I gave a parish staff retreat earlier this week on the theme of Servant Leadership as a Model for Parish Ministry. During the first session, I spoke about several qualities of servant leadership. One of the qualities that I think extremely important for all of us involved in various ministries to keep in mind is that servant leadership involves working to empower others rather than creating situations where others are dependent on us.
We have all heard the maxim, give a man a fish and you feed him for a day; teach him how to fish and you feed him for a lifetime. Empowering others means treating them with respect and dignity and encouraging their growth. The goal ultimately is to create people who don’t need us, not to encourage dependency. Our goal is effectively to work ourselves out of job.
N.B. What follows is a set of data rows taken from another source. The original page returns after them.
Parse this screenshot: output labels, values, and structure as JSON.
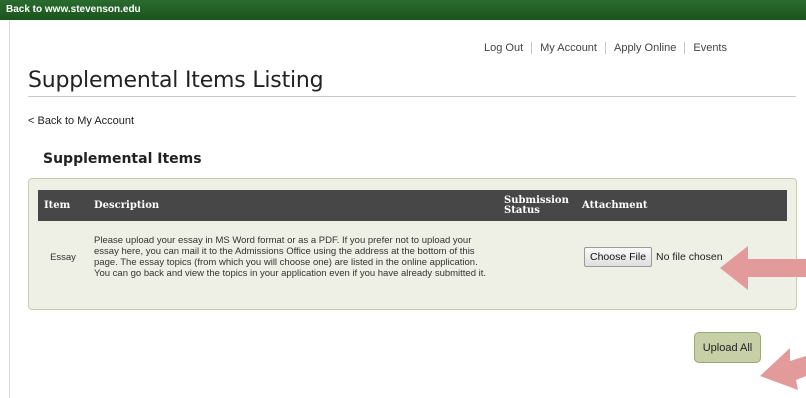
{
  "topbar": {
    "back_link": "Back to www.stevenson.edu"
  },
  "nav": {
    "logout": "Log Out",
    "my_account": "My Account",
    "apply_online": "Apply Online",
    "events": "Events"
  },
  "page": {
    "title": "Supplemental Items Listing",
    "back_link": "< Back to My Account",
    "section_title": "Supplemental Items"
  },
  "table": {
    "headers": {
      "item": "Item",
      "description": "Description",
      "status": "Submission Status",
      "attachment": "Attachment"
    },
    "rows": [
      {
        "item": "Essay",
        "description": "Please upload your essay in MS Word format or as a PDF. If you prefer not to upload your essay here, you can mail it to the Admissions Office using the address at the bottom of this page. The essay topics (from which you will choose one) are listed in the online application. You can go back and view the topics in your application even if you have already submitted it.",
        "status": "",
        "choose_file_label": "Choose File",
        "file_status": "No file chosen"
      }
    ]
  },
  "upload_button": {
    "label": "Upload All"
  },
  "colors": {
    "topbar": "#1b5e20",
    "table_header": "#474747",
    "panel_bg": "#eef0e6",
    "button_bg": "#c6cfa5",
    "annotation_arrow": "#e39a9a"
  }
}
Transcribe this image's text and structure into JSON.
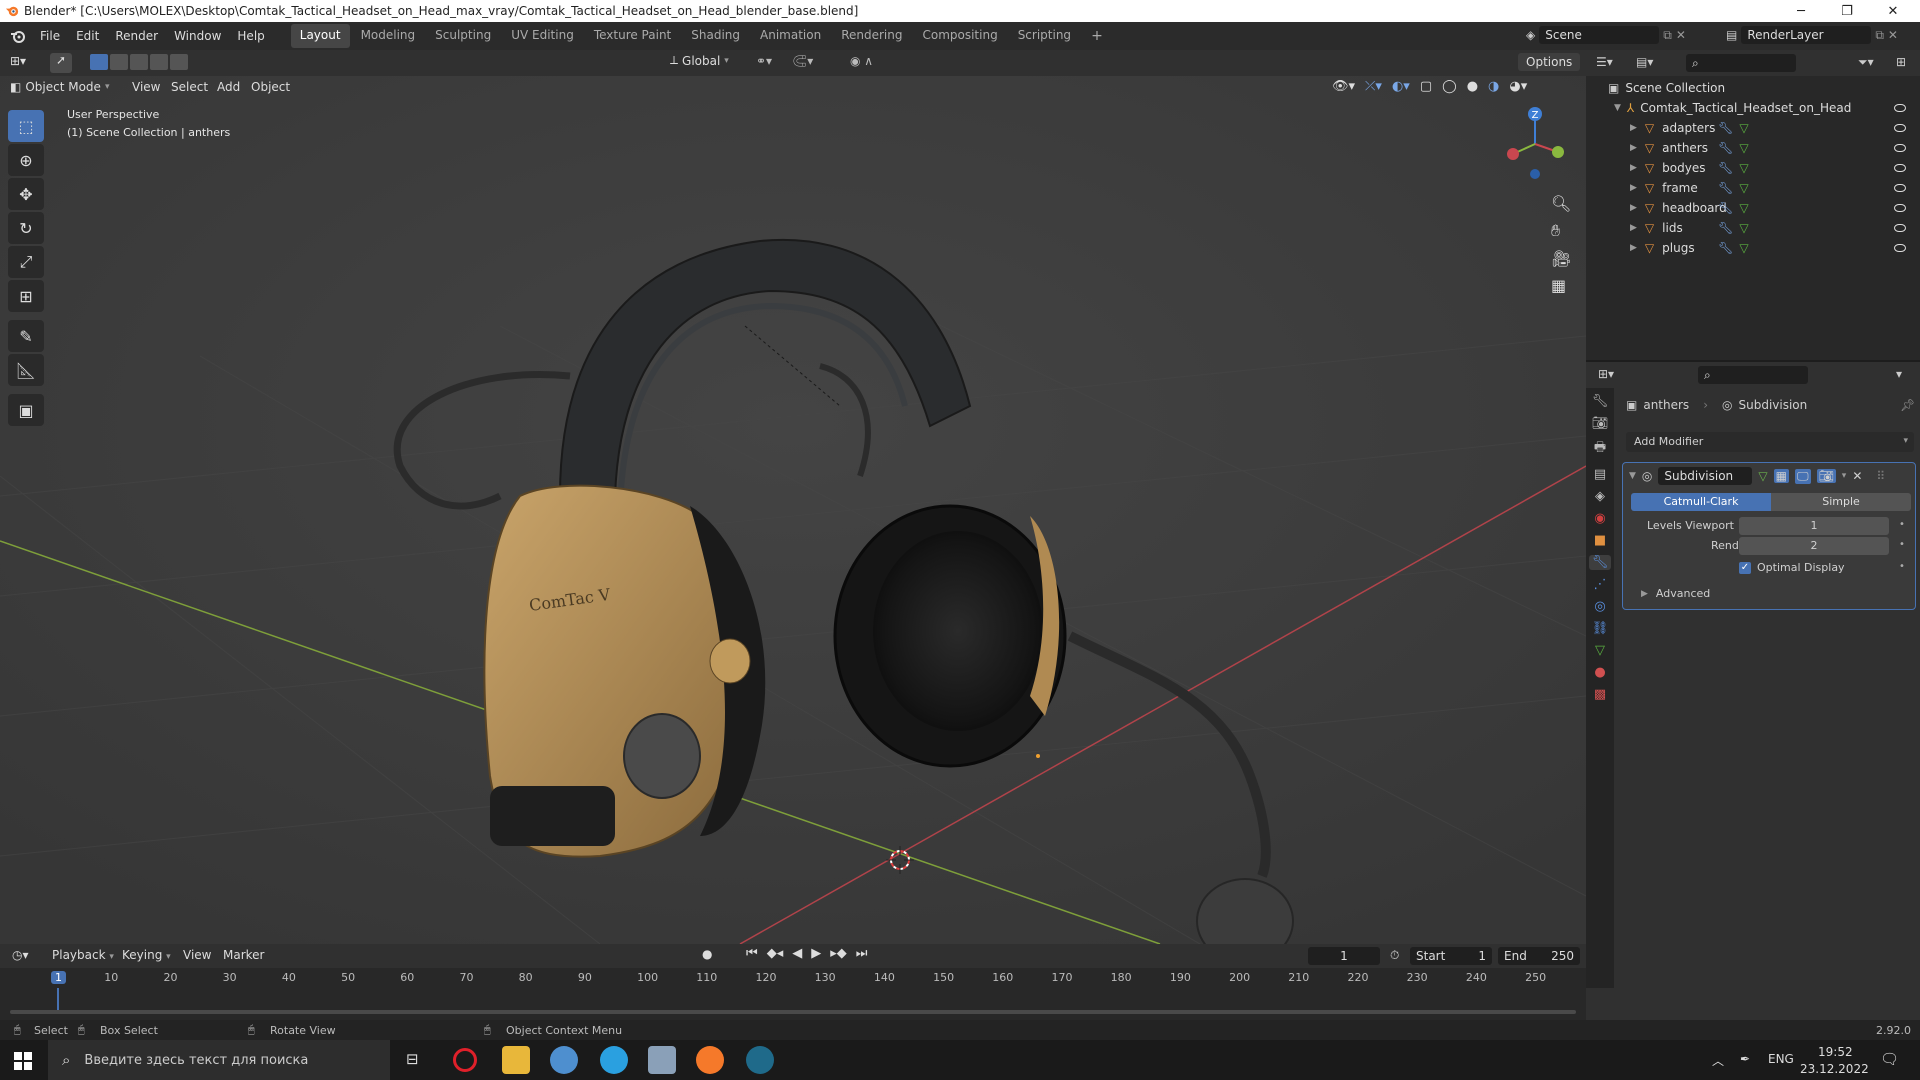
{
  "window": {
    "title": "Blender* [C:\\Users\\MOLEX\\Desktop\\Comtak_Tactical_Headset_on_Head_max_vray/Comtak_Tactical_Headset_on_Head_blender_base.blend]",
    "minimize": "─",
    "maximize": "❐",
    "close": "✕"
  },
  "menu": [
    "File",
    "Edit",
    "Render",
    "Window",
    "Help"
  ],
  "workspaces": [
    "Layout",
    "Modeling",
    "Sculpting",
    "UV Editing",
    "Texture Paint",
    "Shading",
    "Animation",
    "Rendering",
    "Compositing",
    "Scripting"
  ],
  "workspace_active": "Layout",
  "workspace_add": "+",
  "scene": {
    "name": "Scene",
    "view_layer": "RenderLayer"
  },
  "viewport_header": {
    "mode": "Object Mode",
    "menus": [
      "View",
      "Select",
      "Add",
      "Object"
    ],
    "transform_orientation": "Global",
    "options": "Options"
  },
  "viewport": {
    "perspective": "User Perspective",
    "collection_info": "(1) Scene Collection | anthers",
    "product_label": "ComTac V",
    "gizmo_axis": {
      "z": "Z",
      "x": "X",
      "y": "Y"
    }
  },
  "outliner": {
    "root": "Scene Collection",
    "collection": "Comtak_Tactical_Headset_on_Head",
    "objects": [
      "adapters",
      "anthers",
      "bodyes",
      "frame",
      "headboard",
      "lids",
      "plugs"
    ],
    "selected": "anthers"
  },
  "properties": {
    "object": "anthers",
    "modifier_context": "Subdivision",
    "add_modifier": "Add Modifier",
    "modifier": {
      "name": "Subdivision",
      "type_options": [
        "Catmull-Clark",
        "Simple"
      ],
      "type_active": "Catmull-Clark",
      "levels_viewport_label": "Levels Viewport",
      "levels_viewport": "1",
      "render_label": "Render",
      "render": "2",
      "optimal_display_label": "Optimal Display",
      "optimal_display": true,
      "advanced": "Advanced"
    }
  },
  "timeline": {
    "menus": [
      "Playback",
      "Keying",
      "View",
      "Marker"
    ],
    "current_frame": "1",
    "start_label": "Start",
    "start": "1",
    "end_label": "End",
    "end": "250",
    "ticks": [
      "1",
      "10",
      "20",
      "30",
      "40",
      "50",
      "60",
      "70",
      "80",
      "90",
      "100",
      "110",
      "120",
      "130",
      "140",
      "150",
      "160",
      "170",
      "180",
      "190",
      "200",
      "210",
      "220",
      "230",
      "240",
      "250"
    ]
  },
  "statusbar": {
    "select": "Select",
    "box_select": "Box Select",
    "rotate_view": "Rotate View",
    "context_menu": "Object Context Menu",
    "version": "2.92.0"
  },
  "taskbar": {
    "search_placeholder": "Введите здесь текст для поиска",
    "lang": "ENG",
    "time": "19:52",
    "date": "23.12.2022"
  },
  "colors": {
    "accent": "#4772b3",
    "x_axis": "#c9474f",
    "y_axis": "#8ab83f",
    "z_axis": "#3f7fd6",
    "headset_tan": "#b08a52"
  }
}
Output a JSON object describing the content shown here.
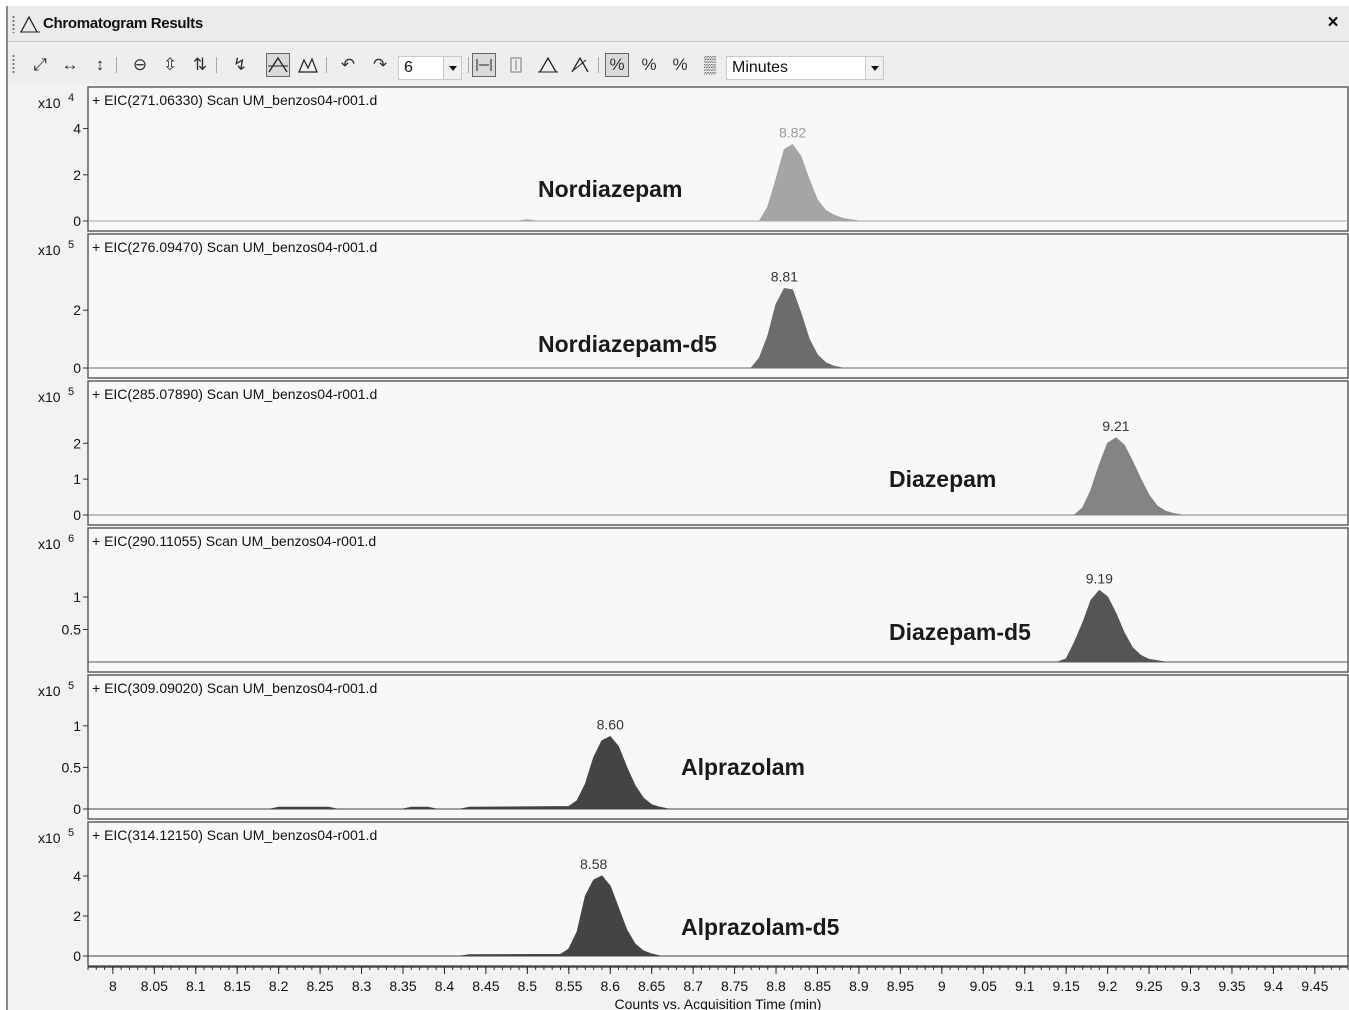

This is something that often can be challenging. My natural tendency is toward an “I’ll do it myself” attitude. It is often more efficient to do things on my own and many times I’m convinced I’ll do a better job than someone else will. (Underneath that is, I suspect, also an element of knowing if I do it, it will get done my way and not someone else’s.) The truth, though, is that even if both of those are true, that does not necessarily mean it is always good to do the job myself.
Thus, one aspect of being a good servant leader is finding ways to involve others even where it seems easier not to do so. It also often may mean being willing to let the people we are trying to help have a say in how they are being helped. This can be challenging; we sometimes have a tendancy to think we know best. But we can’t help empower others without giving up some of the power to do it our way.